Riassunto:
A collection of images from the nineteenth-century photographer who trundled his heavy equipment up one peak after another and inspired Ansel Adams features scenes from the Caucasus, Alaska's St. Elias Range, Africa's Ruwenzori, the Alps, and the Himalayas.
Product Description:
Weighted with heavy, nineteenth-century camera equipment, Vittorio Sella climbed some of the world's most mysterious, perilous peaks and photographed them, many for the first time. His strikingly elegant photographs, which in Ansel Adams's words, "revealed [the mountains] in all their sheer majesty," offer groundbreaking scientific and documentary information as well.
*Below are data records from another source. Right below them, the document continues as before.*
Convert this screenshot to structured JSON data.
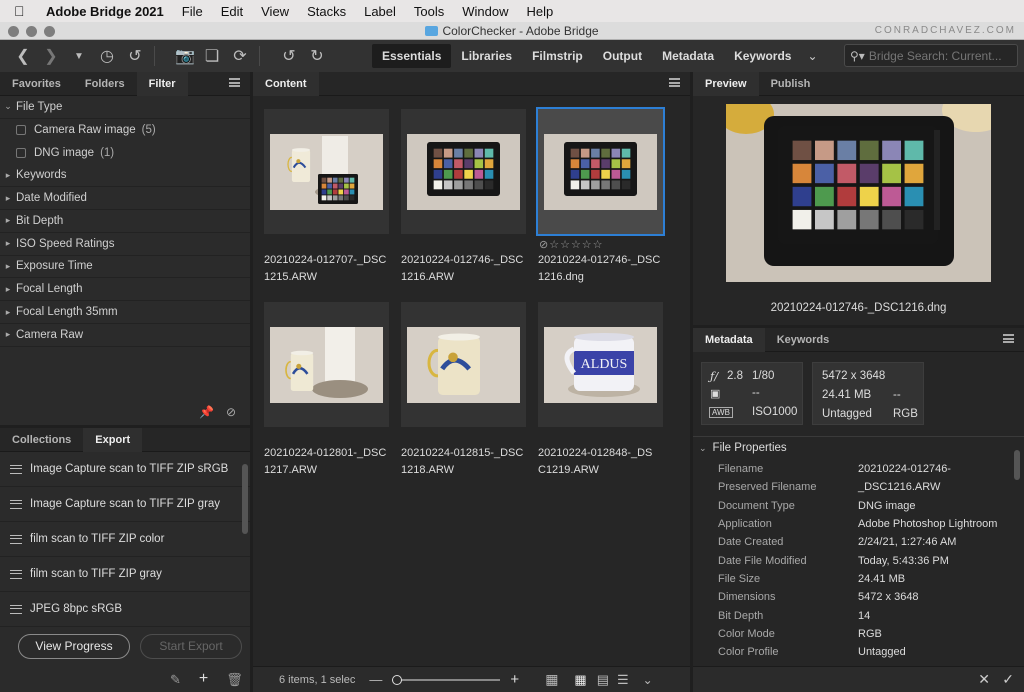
{
  "menubar": {
    "apple": "",
    "app": "Adobe Bridge 2021",
    "items": [
      "File",
      "Edit",
      "View",
      "Stacks",
      "Label",
      "Tools",
      "Window",
      "Help"
    ]
  },
  "window": {
    "title": "ColorChecker - Adobe Bridge",
    "credit": "CONRADCHAVEZ.COM"
  },
  "toolbar": {
    "workspaces": [
      "Essentials",
      "Libraries",
      "Filmstrip",
      "Output",
      "Metadata",
      "Keywords"
    ],
    "active_workspace": "Essentials",
    "search_placeholder": "Bridge Search: Current..."
  },
  "left_panel": {
    "tabs": [
      "Favorites",
      "Folders",
      "Filter"
    ],
    "active_tab": "Filter",
    "file_type_label": "File Type",
    "file_types": [
      {
        "label": "Camera Raw image",
        "count": "(5)"
      },
      {
        "label": "DNG image",
        "count": "(1)"
      }
    ],
    "filters": [
      "Keywords",
      "Date Modified",
      "Bit Depth",
      "ISO Speed Ratings",
      "Exposure Time",
      "Focal Length",
      "Focal Length 35mm",
      "Camera Raw"
    ]
  },
  "export_panel": {
    "tabs": [
      "Collections",
      "Export"
    ],
    "active_tab": "Export",
    "presets": [
      "Image Capture scan to TIFF ZIP sRGB",
      "Image Capture scan to TIFF ZIP gray",
      "film scan to TIFF ZIP color",
      "film scan to TIFF ZIP gray",
      "JPEG 8bpc sRGB"
    ],
    "view_progress": "View Progress",
    "start_export": "Start Export"
  },
  "content": {
    "tab": "Content",
    "items": [
      {
        "name": "20210224-012707-_DSC1215.ARW",
        "line1": "20210224-012707-_DSC",
        "line2": "1215.ARW",
        "kind": "mug-checker",
        "selected": false
      },
      {
        "name": "20210224-012746-_DSC1216.ARW",
        "line1": "20210224-012746-_DSC",
        "line2": "1216.ARW",
        "kind": "checker",
        "selected": false
      },
      {
        "name": "20210224-012746-_DSC1216.dng",
        "line1": "20210224-012746-_DSC",
        "line2": "1216.dng",
        "kind": "checker",
        "selected": true
      },
      {
        "name": "20210224-012801-_DSC1217.ARW",
        "line1": "20210224-012801-_DSC",
        "line2": "1217.ARW",
        "kind": "mug-roll",
        "selected": false
      },
      {
        "name": "20210224-012815-_DSC1218.ARW",
        "line1": "20210224-012815-_DSC",
        "line2": "1218.ARW",
        "kind": "mug",
        "selected": false
      },
      {
        "name": "20210224-012848-_DSC1219.ARW",
        "line1": "20210224-012848-_DS",
        "line2": "C1219.ARW",
        "kind": "aldus",
        "selected": false
      }
    ],
    "status": "6 items, 1 selec"
  },
  "preview": {
    "tabs": [
      "Preview",
      "Publish"
    ],
    "active_tab": "Preview",
    "filename": "20210224-012746-_DSC1216.dng"
  },
  "metadata": {
    "tabs": [
      "Metadata",
      "Keywords"
    ],
    "active_tab": "Metadata",
    "camera": {
      "aperture": "2.8",
      "shutter": "1/80",
      "metering": "--",
      "iso_label": "ISO",
      "iso": "1000",
      "wb": "AWB"
    },
    "image": {
      "dimensions": "5472 x 3648",
      "size": "24.41 MB",
      "dash": "--",
      "profile": "Untagged",
      "mode": "RGB"
    },
    "section": "File Properties",
    "props": [
      {
        "k": "Filename",
        "v": "20210224-012746-"
      },
      {
        "k": "Preserved Filename",
        "v": "_DSC1216.ARW"
      },
      {
        "k": "Document Type",
        "v": "DNG image"
      },
      {
        "k": "Application",
        "v": "Adobe Photoshop Lightroom"
      },
      {
        "k": "Date Created",
        "v": "2/24/21, 1:27:46 AM"
      },
      {
        "k": "Date File Modified",
        "v": "Today, 5:43:36 PM"
      },
      {
        "k": "File Size",
        "v": "24.41 MB"
      },
      {
        "k": "Dimensions",
        "v": "5472 x 3648"
      },
      {
        "k": "Bit Depth",
        "v": "14"
      },
      {
        "k": "Color Mode",
        "v": "RGB"
      },
      {
        "k": "Color Profile",
        "v": "Untagged"
      }
    ]
  },
  "colors": {
    "accent": "#2d7fd5",
    "panel": "#2b2b2b",
    "content": "#262626"
  }
}
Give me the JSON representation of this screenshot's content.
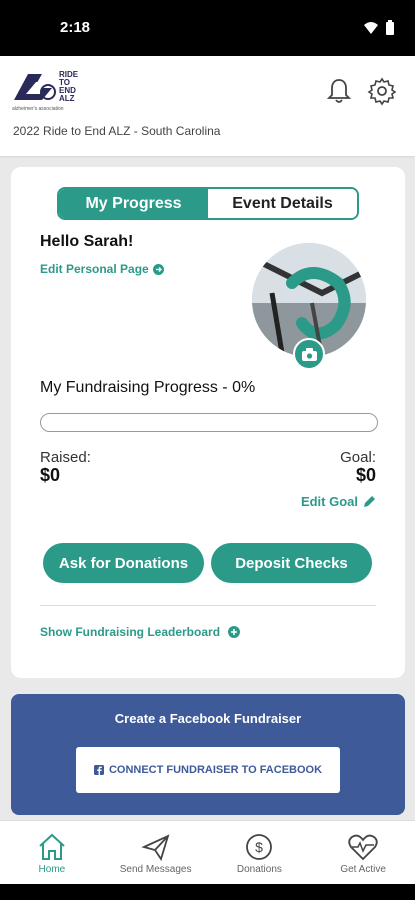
{
  "status": {
    "time": "2:18"
  },
  "header": {
    "logo_lines": [
      "RIDE",
      "TO",
      "END",
      "ALZ"
    ],
    "logo_sub": "alzheimer's association",
    "event_name": "2022 Ride to End ALZ - South Carolina"
  },
  "tabs": [
    {
      "label": "My Progress",
      "active": true
    },
    {
      "label": "Event Details",
      "active": false
    }
  ],
  "profile": {
    "greeting": "Hello Sarah!",
    "edit_page_label": "Edit Personal Page"
  },
  "fundraising": {
    "title": "My Fundraising Progress - 0%",
    "progress_fraction": 0,
    "raised_label": "Raised:",
    "raised_value": "$0",
    "goal_label": "Goal:",
    "goal_value": "$0",
    "edit_goal_label": "Edit Goal"
  },
  "actions": {
    "ask_label": "Ask for Donations",
    "deposit_label": "Deposit Checks",
    "leaderboard_label": "Show Fundraising Leaderboard"
  },
  "facebook": {
    "title": "Create a Facebook Fundraiser",
    "button_label": "CONNECT FUNDRAISER TO FACEBOOK"
  },
  "nav": [
    {
      "label": "Home",
      "icon": "home-icon",
      "active": true
    },
    {
      "label": "Send Messages",
      "icon": "send-icon",
      "active": false
    },
    {
      "label": "Donations",
      "icon": "dollar-icon",
      "active": false
    },
    {
      "label": "Get Active",
      "icon": "heartbeat-icon",
      "active": false
    }
  ],
  "colors": {
    "accent": "#2b9a89",
    "facebook": "#3f5a99"
  }
}
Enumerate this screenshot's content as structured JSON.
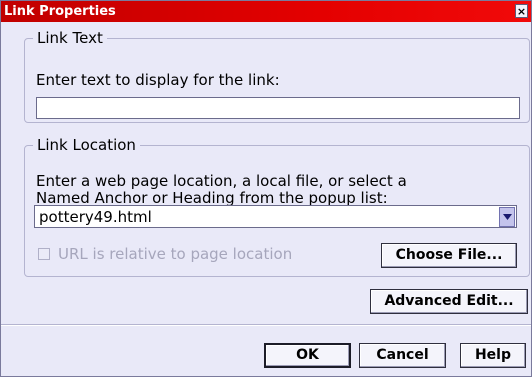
{
  "window": {
    "title": "Link Properties",
    "close_glyph": "×"
  },
  "link_text": {
    "legend": "Link Text",
    "prompt": "Enter text to display for the link:",
    "value": ""
  },
  "link_location": {
    "legend": "Link Location",
    "prompt_line1": "Enter a web page location, a local file, or select a",
    "prompt_line2": "Named Anchor or Heading from the popup list:",
    "url_value": "pottery49.html",
    "relative_checkbox_label": "URL is relative to page location",
    "relative_checked": false,
    "choose_file_label": "Choose File..."
  },
  "buttons": {
    "advanced_edit": "Advanced Edit...",
    "ok": "OK",
    "cancel": "Cancel",
    "help": "Help"
  },
  "colors": {
    "titlebar": "#d40000",
    "dialog_bg": "#e9e9f8",
    "disabled_text": "#a6a6bc"
  },
  "icons": {
    "close": "close-icon",
    "dropdown": "chevron-down-icon"
  }
}
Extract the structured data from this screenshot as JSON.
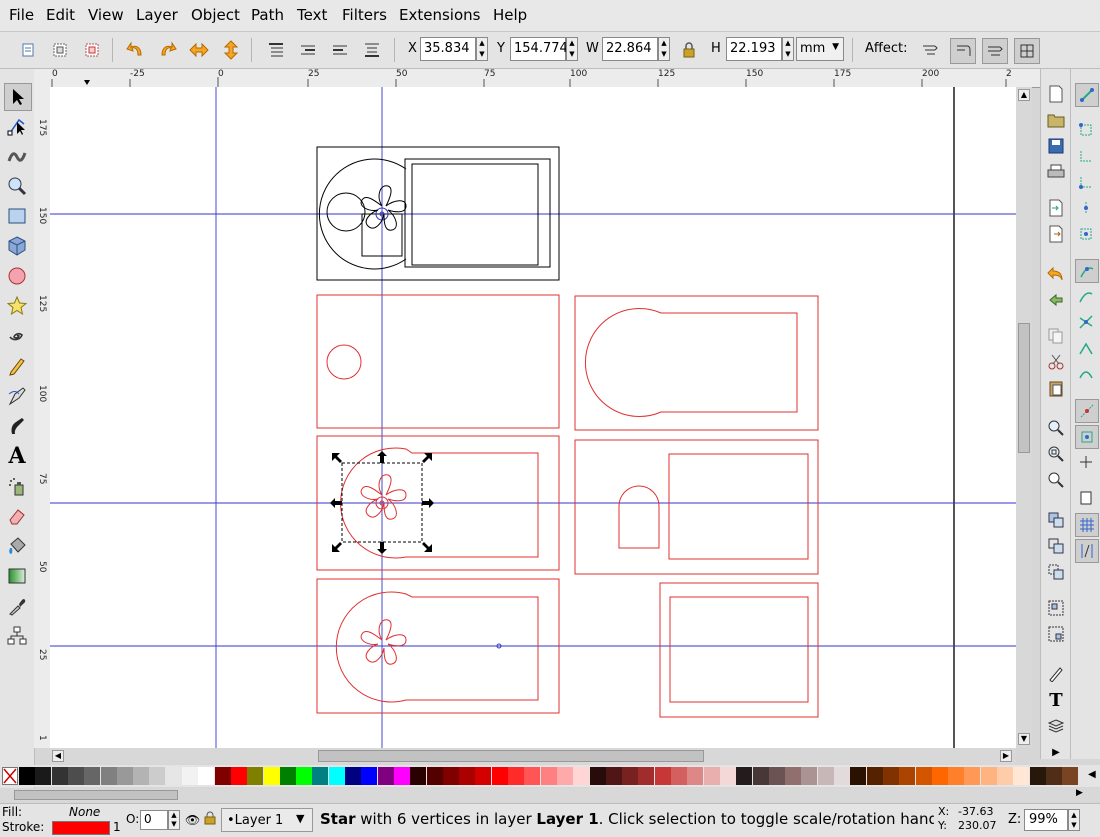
{
  "menu": [
    "File",
    "Edit",
    "View",
    "Layer",
    "Object",
    "Path",
    "Text",
    "Filters",
    "Extensions",
    "Help"
  ],
  "toolbar": {
    "x_label": "X",
    "x_value": "35.834",
    "y_label": "Y",
    "y_value": "154.774",
    "w_label": "W",
    "w_value": "22.864",
    "h_label": "H",
    "h_value": "22.193",
    "unit": "mm",
    "affect_label": "Affect:"
  },
  "ruler": {
    "h_ticks": [
      "0",
      "-25",
      "0",
      "25",
      "50",
      "75",
      "100",
      "125",
      "150",
      "175",
      "200",
      "2"
    ],
    "v_ticks": [
      "175",
      "150",
      "125",
      "100",
      "75",
      "50",
      "25",
      "1"
    ]
  },
  "palette": [
    "#000000",
    "#1a1a1a",
    "#333333",
    "#4d4d4d",
    "#666666",
    "#808080",
    "#999999",
    "#b3b3b3",
    "#cccccc",
    "#e6e6e6",
    "#f2f2f2",
    "#ffffff",
    "#800000",
    "#ff0000",
    "#808000",
    "#ffff00",
    "#008000",
    "#00ff00",
    "#008080",
    "#00ffff",
    "#000080",
    "#0000ff",
    "#800080",
    "#ff00ff",
    "#2b0000",
    "#550000",
    "#800000",
    "#aa0000",
    "#d40000",
    "#ff0000",
    "#ff2a2a",
    "#ff5555",
    "#ff8080",
    "#ffaaaa",
    "#ffd5d5",
    "#280b0b",
    "#501616",
    "#782121",
    "#a02c2c",
    "#c83737",
    "#d35f5f",
    "#de8787",
    "#e9afaf",
    "#f4d7d7",
    "#241c1c",
    "#483737",
    "#6c5353",
    "#916f6f",
    "#ac9393",
    "#c8b7b7",
    "#e3dbdb",
    "#2b1100",
    "#552200",
    "#803300",
    "#aa4400",
    "#d45500",
    "#ff6600",
    "#ff7f2a",
    "#ff9955",
    "#ffb380",
    "#ffccaa",
    "#ffe6d5",
    "#28170b",
    "#502d16",
    "#784421"
  ],
  "status": {
    "fill_label": "Fill:",
    "fill_value": "None",
    "stroke_label": "Stroke:",
    "stroke_width": "1",
    "stroke_color": "#ff0000",
    "opacity_label": "O:",
    "opacity_value": "0",
    "layer": "•Layer 1",
    "message_bold1": "Star",
    "message_mid": " with 6 vertices in layer ",
    "message_bold2": "Layer 1",
    "message_end": ". Click selection to toggle scale/rotation handles",
    "x_label": "X:",
    "x_coord": "-37.63",
    "y_label": "Y:",
    "y_coord": "230.07",
    "zoom_label": "Z:",
    "zoom_value": "99%"
  },
  "colors": {
    "guide": "#3333cc",
    "shape_black": "#000000",
    "shape_red": "#e03030"
  }
}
Climbers today still use Sella's pictures to map out routes and to better comprehend their challenges and the magnificence to come. Through Sella's images, we can witness the grandeur of the world's greatest peaks; the Russian Caucasus, the Saint Elias Range in Alaska, Mount Ruwenzori in Africa, the Kanchenjunga in the Himalayas. His photographic documentation of these peaks had no precedents and has few, if any, equals. Greg Child is a mountaineer and author of Thin Air (Dell, 1993). Wendy Watson is curator of exhibitions at Mount Holyoke College. Paul Kallmes, a renowned member of the American Alpine Club, has worked closely with the Fondazione Sella for several years. Published in association with Fondazione Sella and the Mount Holyoke College Art Museum.